When reviewing the emergency preparedness program, we wondered: What trainings are required? Are they delayed due to the pandemic?
Emergency preparedness plans require facility-based and community-based risk assessments to ensure facility operations continue and that the facility meets the needs of its patients. Based on the risks identified, facilities must develop and maintain training and testing. The program must be reviewed and updated at least annually.
During the pandemic, some facilities may have missed their annual reviews. Nevertheless, the requirement remains — so now is a great time to review your program.

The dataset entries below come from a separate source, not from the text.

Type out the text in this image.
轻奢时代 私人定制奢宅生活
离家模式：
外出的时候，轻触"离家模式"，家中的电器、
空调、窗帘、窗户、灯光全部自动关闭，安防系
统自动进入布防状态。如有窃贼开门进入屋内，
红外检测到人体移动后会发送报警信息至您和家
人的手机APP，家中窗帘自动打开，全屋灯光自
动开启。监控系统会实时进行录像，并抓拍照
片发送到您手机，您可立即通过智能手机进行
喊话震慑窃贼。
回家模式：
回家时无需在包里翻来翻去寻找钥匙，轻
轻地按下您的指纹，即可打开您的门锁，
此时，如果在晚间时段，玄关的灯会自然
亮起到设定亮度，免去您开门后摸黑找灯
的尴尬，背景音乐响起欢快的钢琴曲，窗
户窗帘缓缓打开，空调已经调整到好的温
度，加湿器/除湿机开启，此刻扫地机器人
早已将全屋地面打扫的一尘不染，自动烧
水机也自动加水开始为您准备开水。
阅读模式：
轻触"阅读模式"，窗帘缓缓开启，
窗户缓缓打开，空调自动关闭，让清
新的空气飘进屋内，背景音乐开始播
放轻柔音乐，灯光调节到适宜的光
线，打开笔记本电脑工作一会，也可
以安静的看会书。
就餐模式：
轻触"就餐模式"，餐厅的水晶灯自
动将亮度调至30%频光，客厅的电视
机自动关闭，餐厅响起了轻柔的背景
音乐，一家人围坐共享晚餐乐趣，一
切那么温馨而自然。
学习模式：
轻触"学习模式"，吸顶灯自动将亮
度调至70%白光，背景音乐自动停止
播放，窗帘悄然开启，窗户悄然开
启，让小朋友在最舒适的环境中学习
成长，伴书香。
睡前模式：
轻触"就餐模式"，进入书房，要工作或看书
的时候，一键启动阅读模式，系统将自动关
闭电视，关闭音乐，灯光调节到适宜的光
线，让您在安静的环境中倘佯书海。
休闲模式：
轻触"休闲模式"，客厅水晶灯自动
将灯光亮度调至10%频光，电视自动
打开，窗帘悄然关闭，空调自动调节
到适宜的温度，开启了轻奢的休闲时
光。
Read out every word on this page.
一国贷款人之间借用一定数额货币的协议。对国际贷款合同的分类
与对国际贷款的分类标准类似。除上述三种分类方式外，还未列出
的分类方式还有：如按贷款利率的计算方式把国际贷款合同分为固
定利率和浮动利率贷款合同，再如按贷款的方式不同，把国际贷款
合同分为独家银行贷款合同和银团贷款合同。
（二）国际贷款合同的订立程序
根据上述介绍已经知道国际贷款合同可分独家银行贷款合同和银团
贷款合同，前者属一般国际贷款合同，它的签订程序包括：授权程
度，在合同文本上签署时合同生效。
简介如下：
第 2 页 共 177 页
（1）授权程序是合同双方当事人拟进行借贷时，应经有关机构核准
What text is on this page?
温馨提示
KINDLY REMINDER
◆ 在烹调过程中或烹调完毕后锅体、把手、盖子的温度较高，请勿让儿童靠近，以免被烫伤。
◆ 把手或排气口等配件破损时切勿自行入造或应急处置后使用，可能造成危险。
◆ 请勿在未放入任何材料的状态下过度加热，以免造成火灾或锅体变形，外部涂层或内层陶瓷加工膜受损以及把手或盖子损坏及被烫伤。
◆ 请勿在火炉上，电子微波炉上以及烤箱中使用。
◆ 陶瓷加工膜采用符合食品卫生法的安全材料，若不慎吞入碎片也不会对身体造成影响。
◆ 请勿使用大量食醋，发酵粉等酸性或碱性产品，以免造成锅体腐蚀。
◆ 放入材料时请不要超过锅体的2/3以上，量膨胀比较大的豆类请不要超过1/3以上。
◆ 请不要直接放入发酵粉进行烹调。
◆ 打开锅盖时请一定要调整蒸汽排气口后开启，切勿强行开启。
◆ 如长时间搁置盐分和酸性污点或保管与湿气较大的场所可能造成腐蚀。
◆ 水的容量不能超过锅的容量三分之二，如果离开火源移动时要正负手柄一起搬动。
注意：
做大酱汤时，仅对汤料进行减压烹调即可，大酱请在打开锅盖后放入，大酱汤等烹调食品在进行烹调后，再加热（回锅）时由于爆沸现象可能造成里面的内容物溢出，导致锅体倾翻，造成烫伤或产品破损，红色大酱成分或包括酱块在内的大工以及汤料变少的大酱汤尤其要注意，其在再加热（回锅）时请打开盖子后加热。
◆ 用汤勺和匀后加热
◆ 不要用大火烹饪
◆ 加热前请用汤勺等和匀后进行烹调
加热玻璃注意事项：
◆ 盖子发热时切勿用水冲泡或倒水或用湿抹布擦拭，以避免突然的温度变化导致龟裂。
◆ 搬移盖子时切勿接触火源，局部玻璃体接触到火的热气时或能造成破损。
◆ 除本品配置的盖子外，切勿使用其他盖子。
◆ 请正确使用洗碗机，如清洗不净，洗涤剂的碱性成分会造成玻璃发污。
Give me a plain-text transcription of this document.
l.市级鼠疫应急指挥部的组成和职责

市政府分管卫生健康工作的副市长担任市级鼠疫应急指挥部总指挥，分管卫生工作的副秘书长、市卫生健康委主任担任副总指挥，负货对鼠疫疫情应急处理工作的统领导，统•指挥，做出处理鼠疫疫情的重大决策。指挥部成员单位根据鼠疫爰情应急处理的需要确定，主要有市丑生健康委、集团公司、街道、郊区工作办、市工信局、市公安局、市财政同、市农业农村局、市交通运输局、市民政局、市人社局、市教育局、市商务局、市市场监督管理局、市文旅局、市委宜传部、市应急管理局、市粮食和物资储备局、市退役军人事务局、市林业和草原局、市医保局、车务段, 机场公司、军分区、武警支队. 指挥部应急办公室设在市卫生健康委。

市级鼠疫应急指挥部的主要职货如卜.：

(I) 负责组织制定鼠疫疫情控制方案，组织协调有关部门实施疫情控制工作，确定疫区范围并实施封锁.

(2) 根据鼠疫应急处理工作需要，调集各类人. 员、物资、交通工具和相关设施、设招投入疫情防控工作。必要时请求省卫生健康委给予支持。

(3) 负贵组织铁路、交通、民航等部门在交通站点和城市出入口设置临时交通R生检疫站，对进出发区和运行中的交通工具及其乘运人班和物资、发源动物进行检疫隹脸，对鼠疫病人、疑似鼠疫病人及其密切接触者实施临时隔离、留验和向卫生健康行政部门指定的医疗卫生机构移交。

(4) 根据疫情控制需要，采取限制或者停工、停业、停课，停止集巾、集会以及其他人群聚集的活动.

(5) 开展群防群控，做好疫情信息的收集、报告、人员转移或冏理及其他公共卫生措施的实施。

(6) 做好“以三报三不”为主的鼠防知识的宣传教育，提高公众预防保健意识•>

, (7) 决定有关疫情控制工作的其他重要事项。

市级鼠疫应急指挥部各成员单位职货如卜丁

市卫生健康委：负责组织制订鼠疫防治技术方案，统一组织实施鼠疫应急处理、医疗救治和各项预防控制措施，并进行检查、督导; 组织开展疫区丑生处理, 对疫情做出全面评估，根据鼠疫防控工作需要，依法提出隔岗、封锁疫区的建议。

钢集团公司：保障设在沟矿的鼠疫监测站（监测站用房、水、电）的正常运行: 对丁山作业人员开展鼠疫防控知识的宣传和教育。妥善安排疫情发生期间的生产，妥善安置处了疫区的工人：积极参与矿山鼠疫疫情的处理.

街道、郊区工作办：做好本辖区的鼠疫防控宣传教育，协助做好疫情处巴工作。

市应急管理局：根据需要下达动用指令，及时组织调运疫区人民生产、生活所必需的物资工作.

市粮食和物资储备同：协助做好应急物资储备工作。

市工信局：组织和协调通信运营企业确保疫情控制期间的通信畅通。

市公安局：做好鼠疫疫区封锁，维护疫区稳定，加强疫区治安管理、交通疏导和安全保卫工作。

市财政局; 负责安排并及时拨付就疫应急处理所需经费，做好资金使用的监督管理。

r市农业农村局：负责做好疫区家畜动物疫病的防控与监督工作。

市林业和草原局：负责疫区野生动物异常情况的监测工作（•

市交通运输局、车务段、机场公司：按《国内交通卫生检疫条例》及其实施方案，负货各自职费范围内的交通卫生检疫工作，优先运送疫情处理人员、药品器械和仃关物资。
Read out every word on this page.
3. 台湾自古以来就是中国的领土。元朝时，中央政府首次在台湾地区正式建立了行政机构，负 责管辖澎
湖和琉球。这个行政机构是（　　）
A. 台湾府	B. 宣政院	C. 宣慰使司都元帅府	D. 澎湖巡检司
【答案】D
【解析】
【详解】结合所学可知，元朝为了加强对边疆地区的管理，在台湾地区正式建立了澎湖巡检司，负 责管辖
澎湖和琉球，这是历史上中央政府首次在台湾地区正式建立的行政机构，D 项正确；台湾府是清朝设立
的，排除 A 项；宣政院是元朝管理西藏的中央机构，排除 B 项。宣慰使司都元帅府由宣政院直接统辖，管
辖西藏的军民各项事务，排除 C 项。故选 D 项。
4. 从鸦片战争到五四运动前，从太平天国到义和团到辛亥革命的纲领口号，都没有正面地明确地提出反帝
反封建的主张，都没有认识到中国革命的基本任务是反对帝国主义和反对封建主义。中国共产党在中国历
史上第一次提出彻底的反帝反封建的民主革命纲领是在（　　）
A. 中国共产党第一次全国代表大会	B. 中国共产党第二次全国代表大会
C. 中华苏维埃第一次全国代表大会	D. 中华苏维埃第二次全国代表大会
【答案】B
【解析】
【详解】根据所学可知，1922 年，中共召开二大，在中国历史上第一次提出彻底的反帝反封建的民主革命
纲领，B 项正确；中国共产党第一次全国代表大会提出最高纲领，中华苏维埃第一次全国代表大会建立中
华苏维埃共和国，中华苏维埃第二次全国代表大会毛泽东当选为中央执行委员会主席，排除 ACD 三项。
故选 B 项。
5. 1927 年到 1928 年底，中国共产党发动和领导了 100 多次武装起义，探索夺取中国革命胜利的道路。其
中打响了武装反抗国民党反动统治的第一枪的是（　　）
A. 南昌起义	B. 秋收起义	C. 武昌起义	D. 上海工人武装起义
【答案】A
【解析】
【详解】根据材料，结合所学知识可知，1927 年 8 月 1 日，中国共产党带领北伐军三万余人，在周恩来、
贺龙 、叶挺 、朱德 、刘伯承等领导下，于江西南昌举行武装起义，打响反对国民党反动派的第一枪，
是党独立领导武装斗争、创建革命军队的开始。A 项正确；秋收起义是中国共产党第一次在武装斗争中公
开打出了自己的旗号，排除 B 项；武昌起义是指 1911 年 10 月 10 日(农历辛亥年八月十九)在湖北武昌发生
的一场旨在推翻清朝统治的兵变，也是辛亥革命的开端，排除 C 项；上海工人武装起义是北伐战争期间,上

Emergency preparedness trainings must cover emergency preparedness policies and procedures for all new employees, volunteers and individuals providing services (including agency staff). Additionally, facilities must conduct and document ongoing emergency preparedness training twice yearly and with revisions. Ideally, trainings include lessons learned from recent exercises or real-life emergencies. Staff must demonstrate knowledge of emergency procedures.
The facility must also conduct tests, including unannounced drills. That component must have: 1) a full-scale exercise, preferably community-based, or facility-based 2) an additional full-scale or tabletop exercise with facilitator-led group discussion; and analysis of the facility’s response.
If the facility experiences an emergency requiring emergency plan activation, the facility is exempt from exercises for one year afterward. When analyzing the facility’s response of a real emergency or exercise, consider whether revisions to the emergency preparedness plan are needed.
For further details, see Appendix Z of the State Operations Manual.